ABC News Legal Anchor Dan Abrams launched his own legal website, Law Newz, with a bang on Tuesday — weighing in on the case at the center of the Netflix true crime docu-series Making a Murderer.
In one of the site’s first posts, Abrams says he believes that Steven Avery is guilty of the murder of Teresa Halbach and that his nephew, Brendan Dassey, is innocent. Abrams compares the nation’s focus on the hotly debated case to the O.J. Simpson case and discusses some of the pivotal scenes in the 10-part series.
In laying out the case for Avery’s guilt, Abrams offers his take on the puncture hole in the vial containing Avery’s blood, a sign the evidence had been tampered with and Avery had been framed, according to the case presented by his defense team, Dean Strang and Jerry Buting.
“It is hard not to moved by that moment,” Abrams says. “That is, unless you know that those sorts of punctures are at least somewhat common.”
He continues: “Well, that sure changes things but the filmmakers either didn’t know that or just didn’t care to share it with the audience.”
Abrams also points to the fact there is actual evidence against Avery, including Halbach’s remains, which were discovered in his fire pit.
“Could someone invent seemingly plausible narratives about how or why some other suspect might have committed the crime?” writes Abrams. “Surely.
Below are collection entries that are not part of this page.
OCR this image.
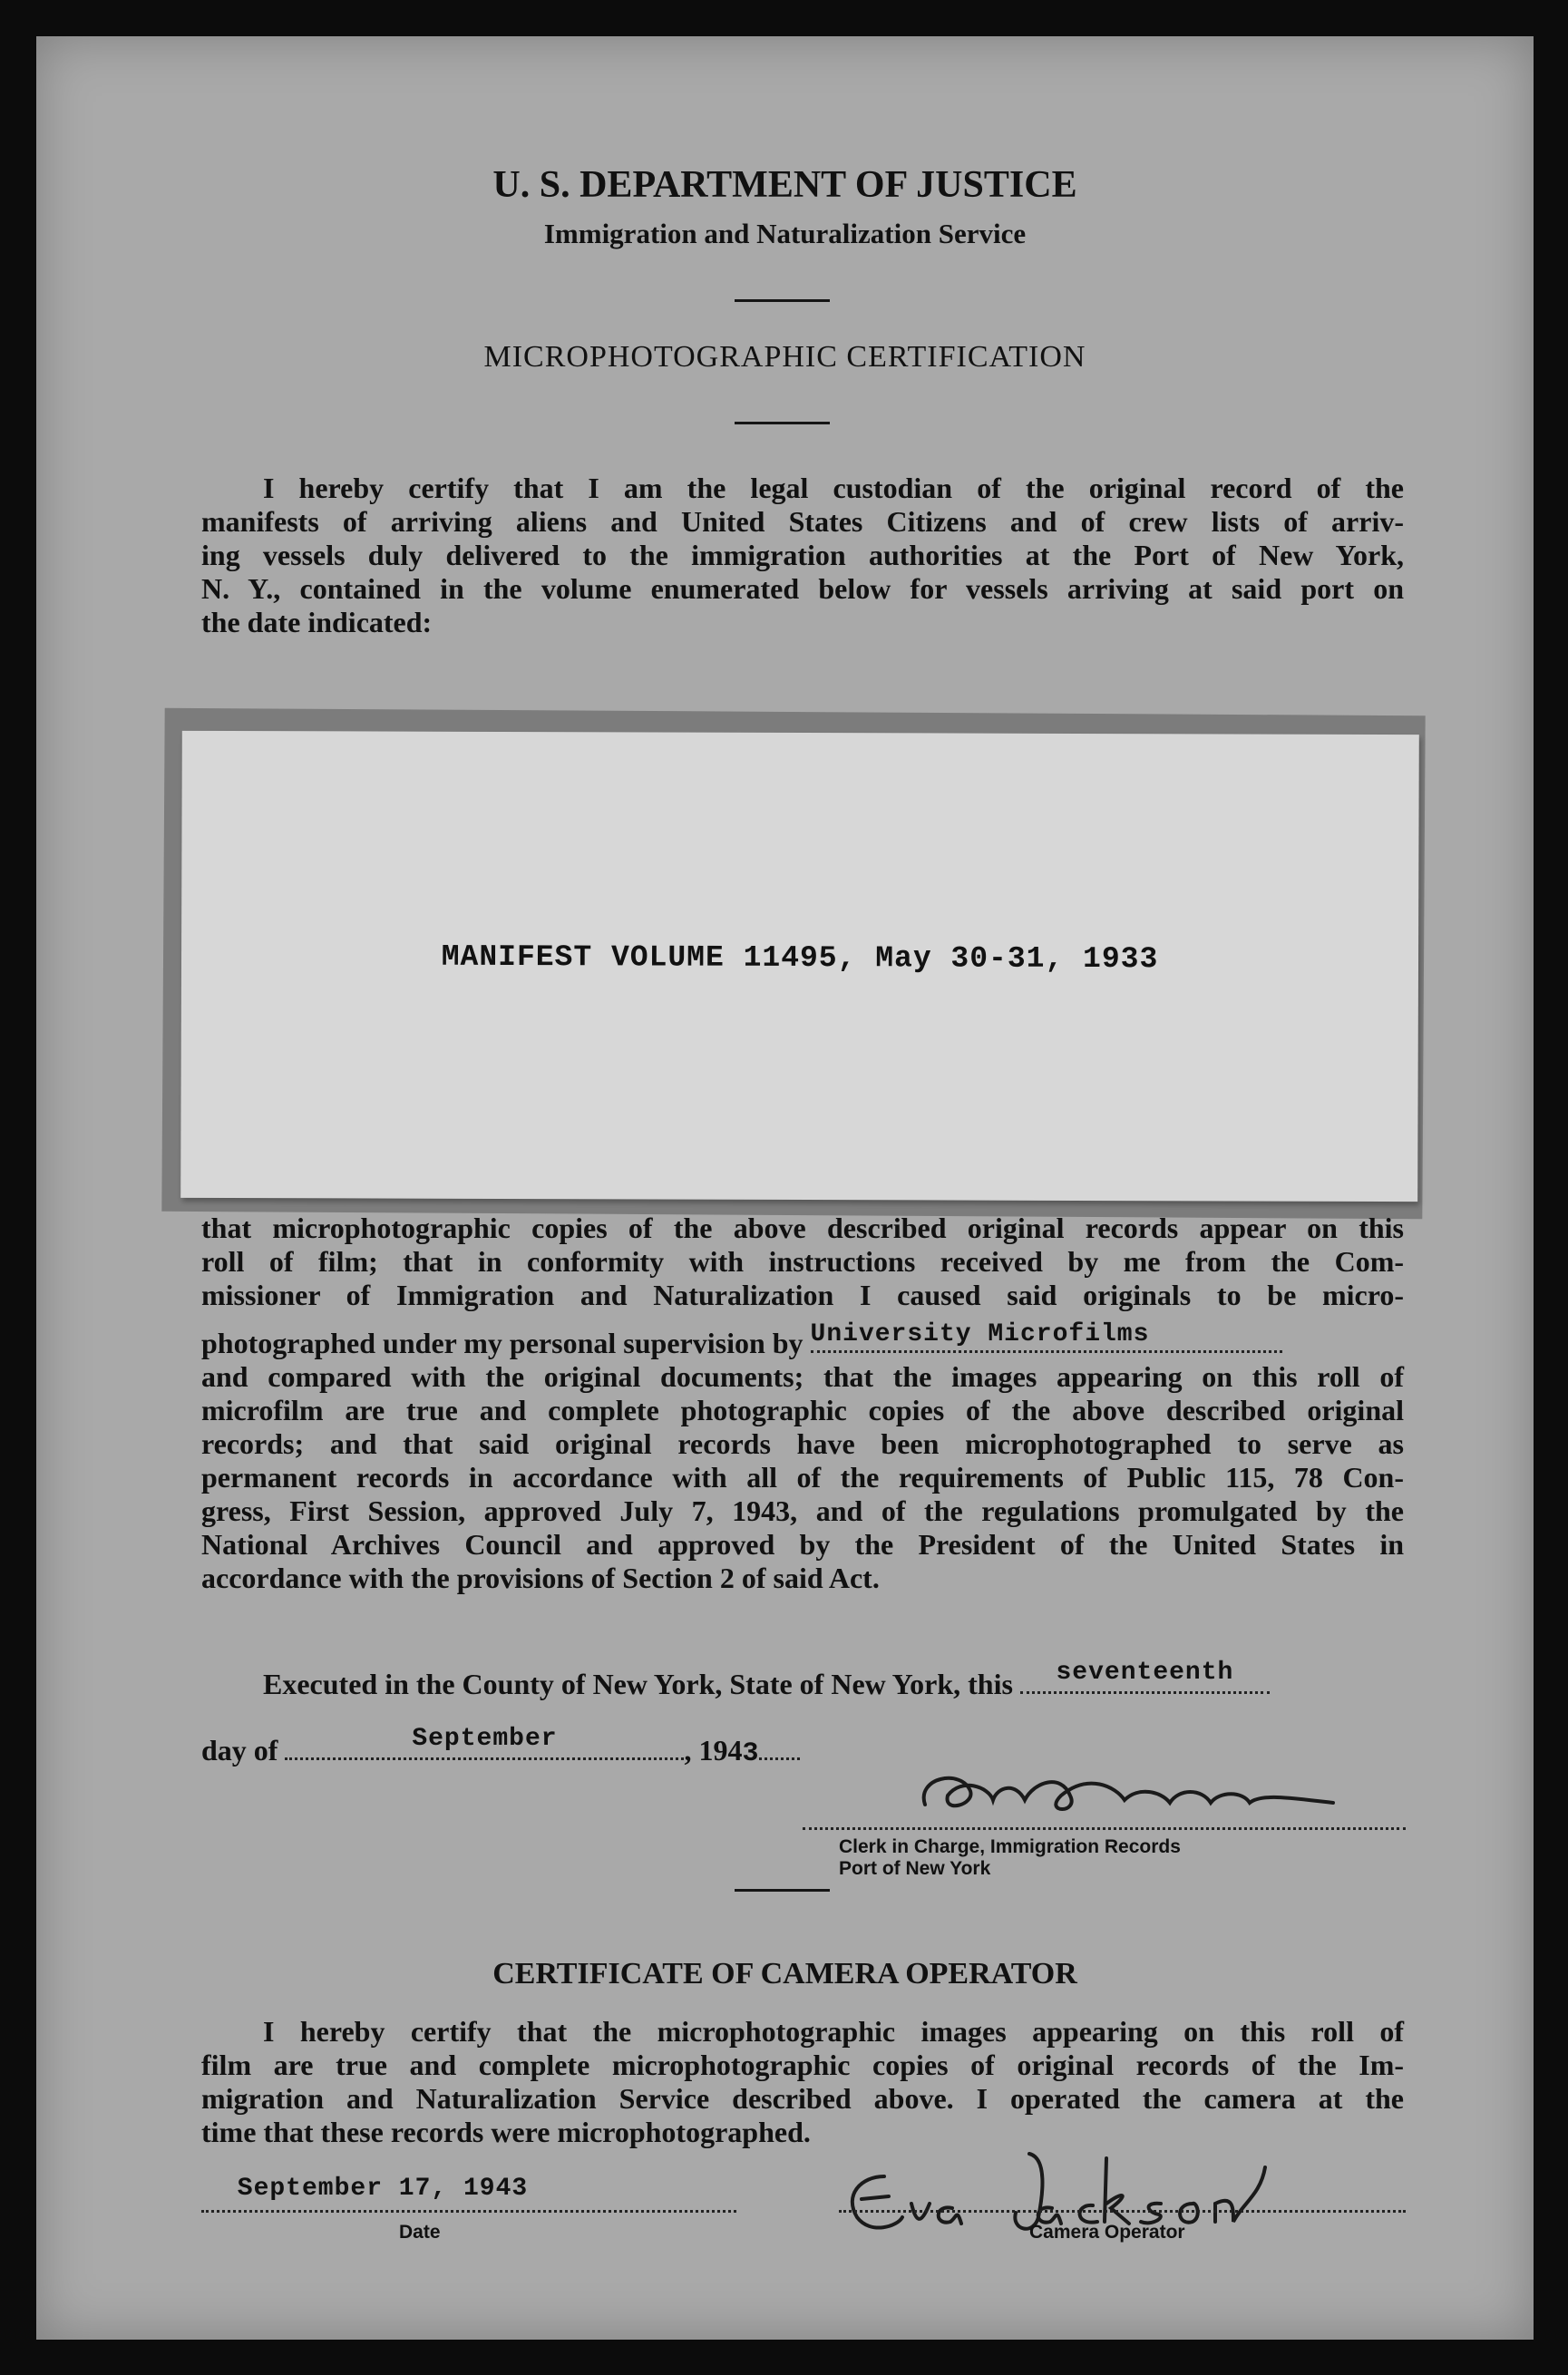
U. S. DEPARTMENT OF JUSTICE
Immigration and Naturalization Service
MICROPHOTOGRAPHIC CERTIFICATION
I hereby certify that I am the legal custodian of the original record of the
manifests of arriving aliens and United States Citizens and of crew lists of arriv-
ing vessels duly delivered to the immigration authorities at the Port of New York,
N. Y., contained in the volume enumerated below for vessels arriving at said port on
the date indicated:
MANIFEST VOLUME 11495, May 30-31, 1933
that microphotographic copies of the above described original records appear on this
roll of film; that in conformity with instructions received by me from the Com-
missioner of Immigration and Naturalization I caused said originals to be micro-
photographed under my personal supervision by University Microfilms
and compared with the original documents; that the images appearing on this roll of
microfilm are true and complete photographic copies of the above described original
records; and that said original records have been microphotographed to serve as
permanent records in accordance with all of the requirements of Public 115, 78 Con-
gress, First Session, approved July 7, 1943, and of the regulations promulgated by the
National Archives Council and approved by the President of the United States in
accordance with the provisions of Section 2 of said Act.
Executed in the County of New York, State of New York, this	seventeenth
day of	September	, 1943
Clerk in Charge, Immigration Records
Port of New York
CERTIFICATE OF CAMERA OPERATOR
I hereby certify that the microphotographic images appearing on this roll of
film are true and complete microphotographic copies of original records of the Im-
migration and Naturalization Service described above. I operated the camera at the
time that these records were microphotographed.
September 17, 1943
Date	Camera Operator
But that does not mean we can or should ignore the actual (as opposed to figmental) evidence against Steven Avery.”
He adds: “I am convinced beyond a reasonable doubt that Steven Avery killed Teresa and that he received a flawed but overall fair trial.”
Dassey is the real victim in Making a Murderer, according to Abrams. “The interrogation tapes tell the story,” he writes. “It seems obvious that he was ‘guessing’ on what investigators wanted to hear just as he asserted to his mother.
Abrams adds: “The authorities suggest that he provided details only the killer would know and that had not been disclosed publicly about the crime. Well, maybe they hadn’t been disclosed or learned because they never actually happened.”
He concludes: “So my opinion: Avery is guilty, Dassey not. If true, that would mean Steven Avery has taken not just one life, but two. By maintaining his innocence and refusing to admit his involvement, it precludes him from credibly clearing his nephew.”
Abrams hopes that the series at least gets Dassey a new trial, adding, “Dassey’s confession and conviction is, and are, an injustice.”